Guebehi introduced his brother, Nicolás Damas, to his own method of polychrome wood sculpture. They often collaborated in creating large multicolored scenes representing the characters, animals, objects related to the daily life, the history of the population, the origin of the Ebriés and their initiation rites.

== Artworks ==

- Untitled (Adultery Scene), 1991
- Untitled (Bar Scene), 1991
- Untitled (Musician's Scene), 1991
- Standing Man with a Record Album, 1999
- Dancing Woman, 1999

== Exhibitions ==

=== Group exhibitions ===
Black Womanhood: Images, Icons, and Ideologies of the African Body

- Curated by Barabara Thompson, the exhibition displayed at the Hood Museum of Art on the campus of Dartmouth College surveyed the historical construction of stereotypes concerning the black female body, such as the erotic harem slave, the maternal mammy, and the hyper-sexualized black woman.

Clubs of Bamako

- The Museum of Fine Arts, Houston and the Rice University Moody Center for the Arts collaborated in curating the Club of Bamako.
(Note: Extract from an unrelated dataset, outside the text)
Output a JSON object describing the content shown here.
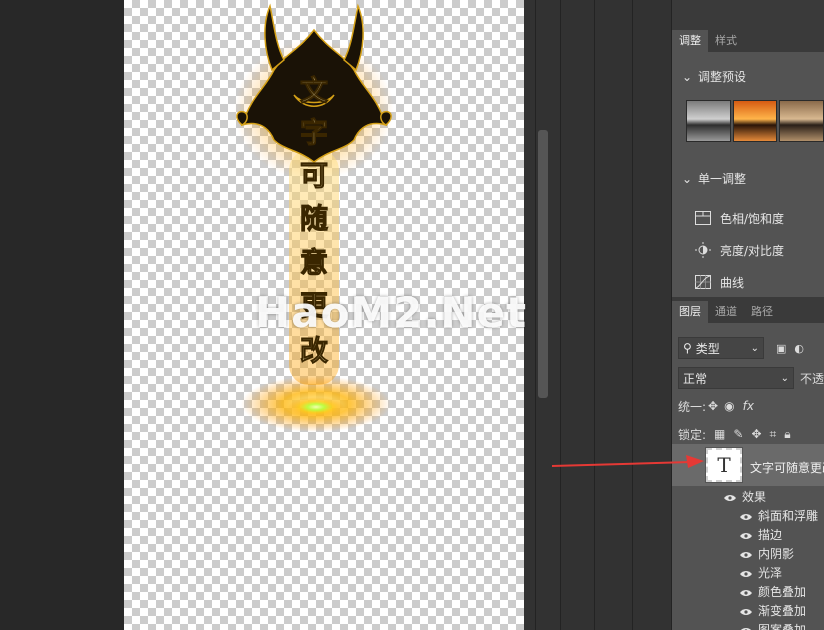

An exhibition of sixteen black and white photographs of the nightclub scene in Bamako, Mali, in the 1960s and 1970s are shown with eleven life-size sculptures featuring two Emile Guebehi sculptures: Dancing Woman and Standing Man with a Record Album.

Masters of Sculpture from Ivory Coast

- The Jean Pigozzi Collection of African art lent the Musée du quai Branly Emile Guebehi's and Nicolas Damas' Untitled (Adultery Scene) sculpture to [shed] light on the unique and diverse styles created by older regional groups and today's "transnational" African artists.

Magical Africa – Masks and Sculptures from Ivory Coast

- The exhibition is a touring exhibition featuring forty-nine artists, spanning from the nineteenth to the twenty-first century, who have developed art in the Ivory Coast. Together the masks and sculptures – most made of wood, some of ivory – will astound the viewer with the power and authenticity of African sculpting tradition.